Fabian Dagneaux

Personal information
- Date of birth: 25 October 1972 (age 53)
- Place of birth: Boulogne-sur-Mer, France

Team information
- Current team: Boulogne (manager)

Managerial career
- Years: Team
- 2011–2016: Stade Portelois
- 2017–2023: Boulogne B
- 2023–: Boulogne

= Fabien Dagneaux =

French football manager

Fabien Dagneaux (born 25 October 1972) is a French football manager. He is the current manager of Ligue 2 club Boulogne. Hired in February 2023 with the team at risk of relegation to Championnat National 3, he led them to Ligue 2 in 2025 via two consecutive promotions.

==Career==
Born in Boulogne-sur-Mer, Dagneaux was manager of US Boulogne's reserve team, who played for several seasons in the Championnat National 3 (fifth tier of French football). On 8 February 2023, Christophe Raymond was sacked from the first team, who were bottom of the Championnat National 2; Dagneaux was installed as his replacement with Antony Lecointe as his assistant. He won 3–2 away to Metz reserves on his debut three days later and ended the season with safety from a second consecutive relegation.

In 2023–24, Boulogne won promotion to the Championnat National as champions, and Dagneaux's contract was extended. He had previously been a sports instructor employed by the council of Desvres.

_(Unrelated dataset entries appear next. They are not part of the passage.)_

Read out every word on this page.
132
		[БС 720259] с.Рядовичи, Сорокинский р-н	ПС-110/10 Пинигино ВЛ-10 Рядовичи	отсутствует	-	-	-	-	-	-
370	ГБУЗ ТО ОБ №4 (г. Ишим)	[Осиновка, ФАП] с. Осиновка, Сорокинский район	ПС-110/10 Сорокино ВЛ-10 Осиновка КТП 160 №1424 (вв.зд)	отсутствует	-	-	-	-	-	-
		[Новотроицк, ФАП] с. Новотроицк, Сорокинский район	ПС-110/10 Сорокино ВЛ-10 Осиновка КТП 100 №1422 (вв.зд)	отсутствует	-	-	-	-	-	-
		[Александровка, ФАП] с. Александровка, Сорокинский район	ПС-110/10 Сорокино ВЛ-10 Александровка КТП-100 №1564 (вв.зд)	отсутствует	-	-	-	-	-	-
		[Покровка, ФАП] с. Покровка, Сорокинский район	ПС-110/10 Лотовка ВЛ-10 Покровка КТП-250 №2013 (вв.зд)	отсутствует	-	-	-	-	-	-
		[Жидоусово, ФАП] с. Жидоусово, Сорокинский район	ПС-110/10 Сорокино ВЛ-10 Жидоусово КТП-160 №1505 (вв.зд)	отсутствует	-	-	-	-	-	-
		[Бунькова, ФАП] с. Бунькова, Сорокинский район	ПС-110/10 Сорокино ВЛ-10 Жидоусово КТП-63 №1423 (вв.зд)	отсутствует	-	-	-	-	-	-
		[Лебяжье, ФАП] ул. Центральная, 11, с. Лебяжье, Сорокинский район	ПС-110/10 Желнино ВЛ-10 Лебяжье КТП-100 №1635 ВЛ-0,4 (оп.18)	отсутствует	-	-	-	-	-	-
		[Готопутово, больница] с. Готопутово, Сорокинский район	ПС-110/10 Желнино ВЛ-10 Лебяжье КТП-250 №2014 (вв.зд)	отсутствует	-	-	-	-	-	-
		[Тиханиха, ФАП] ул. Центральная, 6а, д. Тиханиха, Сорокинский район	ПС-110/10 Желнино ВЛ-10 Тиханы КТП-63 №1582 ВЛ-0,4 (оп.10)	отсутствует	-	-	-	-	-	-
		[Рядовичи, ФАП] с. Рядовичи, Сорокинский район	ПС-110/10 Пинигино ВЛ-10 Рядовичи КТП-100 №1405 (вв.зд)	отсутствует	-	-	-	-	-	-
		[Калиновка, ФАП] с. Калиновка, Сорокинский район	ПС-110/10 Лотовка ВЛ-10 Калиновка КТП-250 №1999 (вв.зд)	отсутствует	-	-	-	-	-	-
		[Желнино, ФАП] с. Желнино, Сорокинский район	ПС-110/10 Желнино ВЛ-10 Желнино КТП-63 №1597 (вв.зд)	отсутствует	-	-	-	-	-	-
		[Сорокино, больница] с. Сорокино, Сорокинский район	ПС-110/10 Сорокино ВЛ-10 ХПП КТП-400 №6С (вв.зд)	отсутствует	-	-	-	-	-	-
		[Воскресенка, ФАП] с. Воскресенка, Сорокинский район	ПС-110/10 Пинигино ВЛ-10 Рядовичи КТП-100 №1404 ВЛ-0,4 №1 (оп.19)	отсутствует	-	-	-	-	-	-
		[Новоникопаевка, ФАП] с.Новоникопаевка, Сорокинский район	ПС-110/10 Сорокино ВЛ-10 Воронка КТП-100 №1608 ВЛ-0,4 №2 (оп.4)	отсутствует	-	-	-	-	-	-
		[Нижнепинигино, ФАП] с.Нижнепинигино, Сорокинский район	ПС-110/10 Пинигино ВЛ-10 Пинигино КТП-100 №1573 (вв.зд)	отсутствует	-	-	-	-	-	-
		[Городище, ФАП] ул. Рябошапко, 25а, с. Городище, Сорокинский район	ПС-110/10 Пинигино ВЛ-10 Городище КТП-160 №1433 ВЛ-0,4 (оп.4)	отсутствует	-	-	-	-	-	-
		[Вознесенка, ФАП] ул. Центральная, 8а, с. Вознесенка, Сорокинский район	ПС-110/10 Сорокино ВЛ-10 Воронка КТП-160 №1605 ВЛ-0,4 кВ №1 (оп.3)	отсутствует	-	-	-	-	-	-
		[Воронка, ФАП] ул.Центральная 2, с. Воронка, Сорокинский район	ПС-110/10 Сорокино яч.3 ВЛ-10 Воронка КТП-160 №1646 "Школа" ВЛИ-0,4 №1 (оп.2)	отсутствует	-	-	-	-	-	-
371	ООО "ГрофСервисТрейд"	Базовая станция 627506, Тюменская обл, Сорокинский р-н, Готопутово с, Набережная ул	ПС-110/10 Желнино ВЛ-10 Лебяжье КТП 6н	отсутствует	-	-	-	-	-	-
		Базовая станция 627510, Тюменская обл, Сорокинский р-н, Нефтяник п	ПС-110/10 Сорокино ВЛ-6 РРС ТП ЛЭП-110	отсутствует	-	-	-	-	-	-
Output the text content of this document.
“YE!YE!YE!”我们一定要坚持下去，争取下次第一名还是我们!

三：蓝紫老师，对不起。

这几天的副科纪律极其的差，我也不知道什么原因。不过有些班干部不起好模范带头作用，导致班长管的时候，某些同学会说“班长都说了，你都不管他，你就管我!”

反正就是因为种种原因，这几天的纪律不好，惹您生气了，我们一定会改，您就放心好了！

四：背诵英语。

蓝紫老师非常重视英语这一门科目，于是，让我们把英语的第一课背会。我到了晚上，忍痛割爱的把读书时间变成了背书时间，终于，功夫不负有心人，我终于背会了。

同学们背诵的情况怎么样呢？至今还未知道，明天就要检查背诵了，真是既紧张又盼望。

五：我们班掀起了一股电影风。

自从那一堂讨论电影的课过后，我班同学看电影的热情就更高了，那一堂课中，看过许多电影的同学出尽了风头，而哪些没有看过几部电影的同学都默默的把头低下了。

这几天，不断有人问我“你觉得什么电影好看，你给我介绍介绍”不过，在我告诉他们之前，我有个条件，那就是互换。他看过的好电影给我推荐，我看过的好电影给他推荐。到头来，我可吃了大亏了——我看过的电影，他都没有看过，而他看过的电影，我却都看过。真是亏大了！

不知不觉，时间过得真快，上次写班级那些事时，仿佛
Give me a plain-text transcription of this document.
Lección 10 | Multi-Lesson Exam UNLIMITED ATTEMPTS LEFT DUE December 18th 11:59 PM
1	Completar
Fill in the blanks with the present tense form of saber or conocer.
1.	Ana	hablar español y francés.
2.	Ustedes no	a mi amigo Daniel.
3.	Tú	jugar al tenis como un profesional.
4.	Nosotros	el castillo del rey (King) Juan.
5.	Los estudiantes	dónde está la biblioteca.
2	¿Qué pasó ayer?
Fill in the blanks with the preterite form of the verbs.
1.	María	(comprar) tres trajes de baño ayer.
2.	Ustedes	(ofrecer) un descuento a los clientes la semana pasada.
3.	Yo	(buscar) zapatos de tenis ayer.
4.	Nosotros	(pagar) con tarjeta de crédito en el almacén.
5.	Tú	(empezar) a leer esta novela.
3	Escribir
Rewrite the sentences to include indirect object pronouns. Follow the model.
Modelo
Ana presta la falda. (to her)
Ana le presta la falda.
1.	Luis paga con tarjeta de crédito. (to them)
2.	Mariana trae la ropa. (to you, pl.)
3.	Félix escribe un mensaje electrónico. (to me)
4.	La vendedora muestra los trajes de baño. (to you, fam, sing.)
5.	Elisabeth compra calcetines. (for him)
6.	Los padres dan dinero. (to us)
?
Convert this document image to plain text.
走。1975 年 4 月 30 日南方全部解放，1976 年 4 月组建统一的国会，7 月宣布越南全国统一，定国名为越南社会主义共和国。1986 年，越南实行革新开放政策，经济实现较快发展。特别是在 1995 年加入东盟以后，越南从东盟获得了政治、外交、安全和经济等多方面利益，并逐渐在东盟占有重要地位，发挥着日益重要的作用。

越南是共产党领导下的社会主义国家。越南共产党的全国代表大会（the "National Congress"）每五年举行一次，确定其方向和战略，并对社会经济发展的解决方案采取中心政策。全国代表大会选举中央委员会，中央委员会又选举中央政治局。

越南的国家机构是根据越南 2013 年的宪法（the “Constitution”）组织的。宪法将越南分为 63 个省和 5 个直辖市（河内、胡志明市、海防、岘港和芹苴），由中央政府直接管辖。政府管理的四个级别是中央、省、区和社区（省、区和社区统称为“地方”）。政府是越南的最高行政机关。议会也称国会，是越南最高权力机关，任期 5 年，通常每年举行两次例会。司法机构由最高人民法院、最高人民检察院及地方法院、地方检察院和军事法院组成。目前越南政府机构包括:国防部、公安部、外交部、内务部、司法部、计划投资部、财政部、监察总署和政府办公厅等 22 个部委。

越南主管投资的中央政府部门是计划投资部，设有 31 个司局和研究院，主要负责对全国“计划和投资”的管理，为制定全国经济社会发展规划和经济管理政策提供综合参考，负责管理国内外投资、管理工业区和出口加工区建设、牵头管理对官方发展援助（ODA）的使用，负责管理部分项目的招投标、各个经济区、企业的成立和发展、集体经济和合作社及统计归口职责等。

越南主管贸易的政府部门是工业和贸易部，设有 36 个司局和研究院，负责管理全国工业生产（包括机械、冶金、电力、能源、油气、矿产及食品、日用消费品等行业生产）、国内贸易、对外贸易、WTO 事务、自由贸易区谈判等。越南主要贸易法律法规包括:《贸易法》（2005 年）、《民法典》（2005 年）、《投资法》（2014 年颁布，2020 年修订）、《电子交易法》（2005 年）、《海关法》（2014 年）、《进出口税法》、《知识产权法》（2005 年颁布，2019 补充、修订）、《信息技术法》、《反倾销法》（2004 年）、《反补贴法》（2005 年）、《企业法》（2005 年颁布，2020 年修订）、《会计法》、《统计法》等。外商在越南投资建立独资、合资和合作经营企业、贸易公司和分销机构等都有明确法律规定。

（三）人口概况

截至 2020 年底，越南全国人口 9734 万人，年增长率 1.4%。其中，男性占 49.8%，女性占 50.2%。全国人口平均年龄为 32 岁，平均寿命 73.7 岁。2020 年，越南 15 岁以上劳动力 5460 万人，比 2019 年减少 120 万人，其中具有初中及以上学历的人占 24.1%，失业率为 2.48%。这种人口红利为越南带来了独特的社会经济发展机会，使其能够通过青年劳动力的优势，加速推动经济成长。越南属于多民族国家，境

Boulogne came third in the 2024–25 Championnat National, qualifying for a promotion playoff against Clermont of Ligue 2. Despite a 4–3 aggregate loss, they were promoted due to the disqualification of Ajaccio from the league above, reaching the professional leagues for the first time in 13 years. On his debut in the competition on 15 August, his team lost 1–0 away to Nancy.